Major changes to winners in future?

04 Jun 2014

There have been 428 major titles in golf and thus far the winners have come from just 18 different countries. As the list we’re referring to includes Jersey as a country, which is true for Commonwealth Games but would generally considered to be part of England, we can arguably reduce that to 17. Leading the field by a huge margin is the United States with 259, while Wales, South Korea, France and Canada all weigh in with a single victory on their ledger.

South Korea is the only Asian country on the list and is the most recent addition, with Yang Yong-eun’s (more commonly known as YE Yang) 2009 PGA win getting them onto the honours board. But as the sport’s popularity in Asia increases rapidly it would seem only a matter of time before Asia’s appearances at the top of the leaderboard increase and who would bet against Japan finally making a mark at some point in the not too distant future, especially on the back of Hideki Matsuyama’s win at the Memorial Tournament over the weekend.

It may seem harsh to place that kind of pressure on a set of young shoulders that only turned pro last April, but while the bookies generally have him way down the list of favourites for this year’s three remaining major’s his star is shining brightly enough to suggest that a break through victory is not beyond him.

The Memorial Tournament was his first win on the PGA Tour to go with five on the Japanese Tour, so talk of major victory may seem premature. But he has already shown an aptitude for majors and has been far from overawed in the short time he has been competing. He was the first Japanese amateur to play in the Masters in 2011 and won the Silver Cup as the lowest scoring amateur in the field.
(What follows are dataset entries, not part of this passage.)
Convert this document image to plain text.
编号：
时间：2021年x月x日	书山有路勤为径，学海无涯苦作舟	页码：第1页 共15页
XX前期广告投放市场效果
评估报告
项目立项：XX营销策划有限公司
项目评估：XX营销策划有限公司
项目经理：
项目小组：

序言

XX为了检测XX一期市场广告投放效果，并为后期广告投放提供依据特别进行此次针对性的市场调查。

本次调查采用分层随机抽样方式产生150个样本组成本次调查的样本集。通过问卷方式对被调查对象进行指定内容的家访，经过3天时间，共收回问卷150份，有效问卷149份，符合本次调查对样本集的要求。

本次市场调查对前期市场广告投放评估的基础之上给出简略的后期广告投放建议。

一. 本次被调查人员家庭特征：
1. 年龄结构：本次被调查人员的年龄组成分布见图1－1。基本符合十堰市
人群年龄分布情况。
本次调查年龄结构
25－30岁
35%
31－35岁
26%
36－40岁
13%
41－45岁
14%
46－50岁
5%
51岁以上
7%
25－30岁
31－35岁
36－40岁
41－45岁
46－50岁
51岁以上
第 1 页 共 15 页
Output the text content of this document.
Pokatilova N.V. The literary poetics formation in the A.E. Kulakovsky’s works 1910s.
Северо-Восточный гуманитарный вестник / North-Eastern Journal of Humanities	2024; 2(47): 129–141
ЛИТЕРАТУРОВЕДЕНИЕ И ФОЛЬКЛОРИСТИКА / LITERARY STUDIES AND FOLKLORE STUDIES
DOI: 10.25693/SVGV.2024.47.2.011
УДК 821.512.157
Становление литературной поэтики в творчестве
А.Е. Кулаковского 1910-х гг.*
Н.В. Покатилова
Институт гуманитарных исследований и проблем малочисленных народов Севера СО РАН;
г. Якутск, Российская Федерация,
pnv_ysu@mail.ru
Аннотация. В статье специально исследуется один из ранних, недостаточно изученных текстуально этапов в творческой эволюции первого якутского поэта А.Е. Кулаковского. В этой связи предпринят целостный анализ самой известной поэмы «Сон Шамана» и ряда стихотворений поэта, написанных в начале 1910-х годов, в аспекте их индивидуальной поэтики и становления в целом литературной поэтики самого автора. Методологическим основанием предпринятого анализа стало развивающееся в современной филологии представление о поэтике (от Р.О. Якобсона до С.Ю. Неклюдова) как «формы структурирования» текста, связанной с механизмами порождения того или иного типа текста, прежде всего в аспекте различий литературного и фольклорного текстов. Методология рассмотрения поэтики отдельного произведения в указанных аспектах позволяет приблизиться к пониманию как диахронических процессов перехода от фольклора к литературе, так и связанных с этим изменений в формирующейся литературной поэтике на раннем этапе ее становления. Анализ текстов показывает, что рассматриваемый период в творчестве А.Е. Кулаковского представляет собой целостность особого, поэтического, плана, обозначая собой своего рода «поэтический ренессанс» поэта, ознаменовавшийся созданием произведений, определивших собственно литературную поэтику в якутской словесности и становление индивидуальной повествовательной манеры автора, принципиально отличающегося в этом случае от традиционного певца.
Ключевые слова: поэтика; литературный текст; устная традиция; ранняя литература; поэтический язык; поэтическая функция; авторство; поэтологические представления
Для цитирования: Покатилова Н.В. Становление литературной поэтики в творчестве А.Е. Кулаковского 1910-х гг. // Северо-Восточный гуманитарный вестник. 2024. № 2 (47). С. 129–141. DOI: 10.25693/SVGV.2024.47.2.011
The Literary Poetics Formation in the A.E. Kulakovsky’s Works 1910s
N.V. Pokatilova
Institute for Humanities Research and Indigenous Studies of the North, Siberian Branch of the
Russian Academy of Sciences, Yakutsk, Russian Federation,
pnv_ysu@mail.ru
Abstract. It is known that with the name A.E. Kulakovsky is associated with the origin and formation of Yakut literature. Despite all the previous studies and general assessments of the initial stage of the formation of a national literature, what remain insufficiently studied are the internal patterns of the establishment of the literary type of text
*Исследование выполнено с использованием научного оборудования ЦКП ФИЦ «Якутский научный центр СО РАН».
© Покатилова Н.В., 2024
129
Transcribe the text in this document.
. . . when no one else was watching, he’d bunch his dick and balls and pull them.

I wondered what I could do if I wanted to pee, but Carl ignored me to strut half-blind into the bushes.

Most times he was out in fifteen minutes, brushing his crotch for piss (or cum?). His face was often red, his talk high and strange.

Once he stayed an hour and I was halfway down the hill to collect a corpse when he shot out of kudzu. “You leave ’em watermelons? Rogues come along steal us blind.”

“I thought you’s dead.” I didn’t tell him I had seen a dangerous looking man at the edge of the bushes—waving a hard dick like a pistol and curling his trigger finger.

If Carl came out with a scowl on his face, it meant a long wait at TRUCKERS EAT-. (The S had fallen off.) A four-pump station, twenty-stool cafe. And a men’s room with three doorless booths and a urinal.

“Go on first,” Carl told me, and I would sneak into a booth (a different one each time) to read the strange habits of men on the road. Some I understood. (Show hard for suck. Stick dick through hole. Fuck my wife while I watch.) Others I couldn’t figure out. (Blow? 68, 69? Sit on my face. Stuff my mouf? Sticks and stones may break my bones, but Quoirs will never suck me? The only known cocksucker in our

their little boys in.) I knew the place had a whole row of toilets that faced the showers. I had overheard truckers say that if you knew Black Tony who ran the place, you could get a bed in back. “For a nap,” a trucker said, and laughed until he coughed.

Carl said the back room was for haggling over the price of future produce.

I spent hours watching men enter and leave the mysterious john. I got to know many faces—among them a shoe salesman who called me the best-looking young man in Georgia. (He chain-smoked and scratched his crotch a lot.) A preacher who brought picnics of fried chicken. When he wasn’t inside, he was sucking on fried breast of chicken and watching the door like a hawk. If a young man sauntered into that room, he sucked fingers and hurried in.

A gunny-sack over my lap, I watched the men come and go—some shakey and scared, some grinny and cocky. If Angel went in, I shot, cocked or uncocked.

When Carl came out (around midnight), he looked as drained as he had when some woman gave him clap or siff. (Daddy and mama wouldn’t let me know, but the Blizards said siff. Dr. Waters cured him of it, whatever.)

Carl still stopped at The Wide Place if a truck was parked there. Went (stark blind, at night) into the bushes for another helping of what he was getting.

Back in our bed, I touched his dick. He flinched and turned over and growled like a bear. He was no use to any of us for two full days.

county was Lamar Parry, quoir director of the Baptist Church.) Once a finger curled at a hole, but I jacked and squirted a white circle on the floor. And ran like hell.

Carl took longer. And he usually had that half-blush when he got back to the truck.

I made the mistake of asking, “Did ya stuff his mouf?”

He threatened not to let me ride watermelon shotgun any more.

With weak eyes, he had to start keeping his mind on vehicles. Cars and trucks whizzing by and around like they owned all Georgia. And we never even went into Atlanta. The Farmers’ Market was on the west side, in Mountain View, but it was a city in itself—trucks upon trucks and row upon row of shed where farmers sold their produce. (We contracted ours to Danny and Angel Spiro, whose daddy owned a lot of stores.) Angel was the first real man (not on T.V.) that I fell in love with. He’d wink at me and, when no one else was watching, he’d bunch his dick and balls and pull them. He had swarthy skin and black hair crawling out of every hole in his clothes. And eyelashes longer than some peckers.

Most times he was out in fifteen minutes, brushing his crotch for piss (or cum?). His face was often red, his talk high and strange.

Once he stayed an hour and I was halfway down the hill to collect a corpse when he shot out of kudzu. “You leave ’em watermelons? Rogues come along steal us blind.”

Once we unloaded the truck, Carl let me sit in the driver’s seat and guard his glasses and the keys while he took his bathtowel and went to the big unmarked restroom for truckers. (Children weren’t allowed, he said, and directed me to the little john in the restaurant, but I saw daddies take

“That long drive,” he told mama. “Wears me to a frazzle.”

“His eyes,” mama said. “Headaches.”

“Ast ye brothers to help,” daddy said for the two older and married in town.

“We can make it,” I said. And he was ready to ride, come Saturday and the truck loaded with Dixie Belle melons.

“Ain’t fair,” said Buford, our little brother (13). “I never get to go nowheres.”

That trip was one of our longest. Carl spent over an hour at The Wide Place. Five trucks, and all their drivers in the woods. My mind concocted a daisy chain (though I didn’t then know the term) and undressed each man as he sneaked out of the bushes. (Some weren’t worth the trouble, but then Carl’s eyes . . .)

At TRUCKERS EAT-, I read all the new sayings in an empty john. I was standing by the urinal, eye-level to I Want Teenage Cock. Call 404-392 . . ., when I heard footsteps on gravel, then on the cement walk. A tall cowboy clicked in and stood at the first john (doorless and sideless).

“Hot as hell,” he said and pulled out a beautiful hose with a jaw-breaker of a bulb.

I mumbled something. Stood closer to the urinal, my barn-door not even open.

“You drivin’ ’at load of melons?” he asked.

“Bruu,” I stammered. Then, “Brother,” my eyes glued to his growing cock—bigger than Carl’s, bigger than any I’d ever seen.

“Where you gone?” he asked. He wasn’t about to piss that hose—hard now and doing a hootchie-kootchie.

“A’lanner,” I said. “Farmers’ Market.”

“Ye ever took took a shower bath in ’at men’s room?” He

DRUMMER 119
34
He didn’t play in the 2013 event but did make an impression on the other majors, with top ten finishes in both the US Open and Open Championship.

He also showed a great ability to hold his nerve, pulling his game back together after a double bogey – bogey run at 16 and 17 nearly derailed his Memorial Tournament bid. So while he failed to make the cut in this year’s Masters event he has run into form at the right time and will be looking forward to a good run at Pinehurst as he attempts to make golfing history as the first Japanese major winner. Perhaps it is unfair to expect him to beat the likes of Adam Scott and Rory McIlroy; the latter remains the favourite despite some inconsistent recent form.

Matsuyama claimed it was “a dream come true to win at Mr Nicklaus’ golf course” but trying to emulate the four-time US Open champion in a couple of weeks would surely be a bigger dream. It was Nicklaus who put paid to Japan’s best effort at a major when he beat Isao Aoki to second place in his 1980 US Open. Can Matsuyama go one better?